Hymne à la joie… de Pâques
C’est une belle tâche, mais que je trouve de plus en plus difficile, d’émouvoir les cœurs à la joie de Dieu, à l’allégresse de ce grand jour de Pâques. Cette joie trouve si peu d’échos dans nos cœurs raisonnables. Nous sommes devenus méfiants envers la joie, et peut-être même rebelles, hostiles. Certains estiment que, depuis quelques années, en devenant plus intelligents, plus instruits, nous sommes devenus plus raisonnables, plus réalistes, plus pondérés. Nous avons plus de propension à parler de la guerre, des risques des extrémismes religieux ou politiques, de l’aggravation de la crise, de la mauvaise façon dont nous sommes gouvernés que de tendre l’oreille à l’appel à la joie. Si quelqu’un dans ce concert pessimiste se risque à évoquer la joie de Dieu, il est sûr de faire naître des sourires… gentils.
Espérer contre toute espéranceNous avons enfin compris que notre religion est grave, que la vie n’est pas une rigolade, et nous faisons de notre tristesse une vertu. Or, toutes les zones de notre cœur que nous refusons à la joie, nous les fermons aussi à l’espérance, et autant dire que nous les fermons à Dieu. Nous tenons à ne pas perdre le bénéfice de cette expérience nouvelle : ne plus croire à la joie, ne plus espérer. Nous avons trop souffert sans doute d’avoir trop espéré, et nous ne voulons plus nous exposer à cette utopie.

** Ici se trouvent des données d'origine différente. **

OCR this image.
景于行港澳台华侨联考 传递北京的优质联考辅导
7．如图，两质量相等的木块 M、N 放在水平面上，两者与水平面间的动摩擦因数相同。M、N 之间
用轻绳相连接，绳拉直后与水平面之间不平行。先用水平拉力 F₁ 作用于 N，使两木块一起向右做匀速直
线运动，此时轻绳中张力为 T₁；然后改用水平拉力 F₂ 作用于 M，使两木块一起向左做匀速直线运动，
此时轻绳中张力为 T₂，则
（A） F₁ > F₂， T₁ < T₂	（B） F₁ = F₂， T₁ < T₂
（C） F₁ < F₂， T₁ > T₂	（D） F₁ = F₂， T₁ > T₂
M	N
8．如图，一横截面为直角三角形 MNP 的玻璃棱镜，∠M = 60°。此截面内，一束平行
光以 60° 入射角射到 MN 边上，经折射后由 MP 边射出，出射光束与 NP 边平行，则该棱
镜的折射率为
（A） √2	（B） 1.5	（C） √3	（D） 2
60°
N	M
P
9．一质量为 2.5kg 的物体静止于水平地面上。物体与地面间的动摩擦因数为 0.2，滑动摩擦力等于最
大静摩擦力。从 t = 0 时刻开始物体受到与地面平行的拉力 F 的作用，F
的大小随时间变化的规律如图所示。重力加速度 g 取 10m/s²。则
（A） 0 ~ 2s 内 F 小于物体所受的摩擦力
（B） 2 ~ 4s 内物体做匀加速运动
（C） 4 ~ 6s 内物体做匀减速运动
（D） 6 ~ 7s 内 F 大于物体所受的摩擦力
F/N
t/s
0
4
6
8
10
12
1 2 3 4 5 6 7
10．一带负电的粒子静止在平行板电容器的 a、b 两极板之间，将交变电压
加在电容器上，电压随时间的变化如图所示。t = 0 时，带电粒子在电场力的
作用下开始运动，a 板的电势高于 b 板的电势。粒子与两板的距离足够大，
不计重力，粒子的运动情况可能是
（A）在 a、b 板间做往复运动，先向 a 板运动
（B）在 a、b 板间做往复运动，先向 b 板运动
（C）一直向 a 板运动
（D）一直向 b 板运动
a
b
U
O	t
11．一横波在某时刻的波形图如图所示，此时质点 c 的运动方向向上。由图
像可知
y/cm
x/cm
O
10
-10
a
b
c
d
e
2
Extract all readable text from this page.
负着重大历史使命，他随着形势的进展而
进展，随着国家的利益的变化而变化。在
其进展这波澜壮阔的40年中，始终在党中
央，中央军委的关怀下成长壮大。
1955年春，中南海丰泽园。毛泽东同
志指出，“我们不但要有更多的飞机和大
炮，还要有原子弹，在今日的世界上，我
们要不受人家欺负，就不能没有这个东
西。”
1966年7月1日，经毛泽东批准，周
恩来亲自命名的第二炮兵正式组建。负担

Les raisons ne manquent pas dans le monde, autour de nous et dans l’Église, pour nous conforter dans ce sentiment et cette attitude graves, que nous qualifions volontiers de sérieux. Mais c’est précisément parce qu’il y a de bonnes raisons d’être pessimistes que la joie advient comme une Bonne Nouvelle. Être heureux dans les périodes fastes, en bonne santé, entouré d’amour et d’amitié, n’est pas difficile. Mais dans les temps d’épreuve, ouvrir son cœur à l’annonce de la joie de Pâques est un signe. Reste à découvrir quelle est la raison de cette joie.
La seule raison
Il n’y en a qu’une qui résiste à toutes les mises en garde contre la joie facile : c’est l’annonce de la présence de Jésus avec nous. « Le monde se réjouira et vous serez dans la tristesse », dit Jésus (Jean 16.20). Nous, nous en restons là. Mais il ajoute : « Mais je vous reverrai et votre cœur se réjouira » (Jean 16.22). « Si vous m’aimiez, vous vous réjouiriez… » (Jean 14.28), dit-il encore. Quel émouvant reproche !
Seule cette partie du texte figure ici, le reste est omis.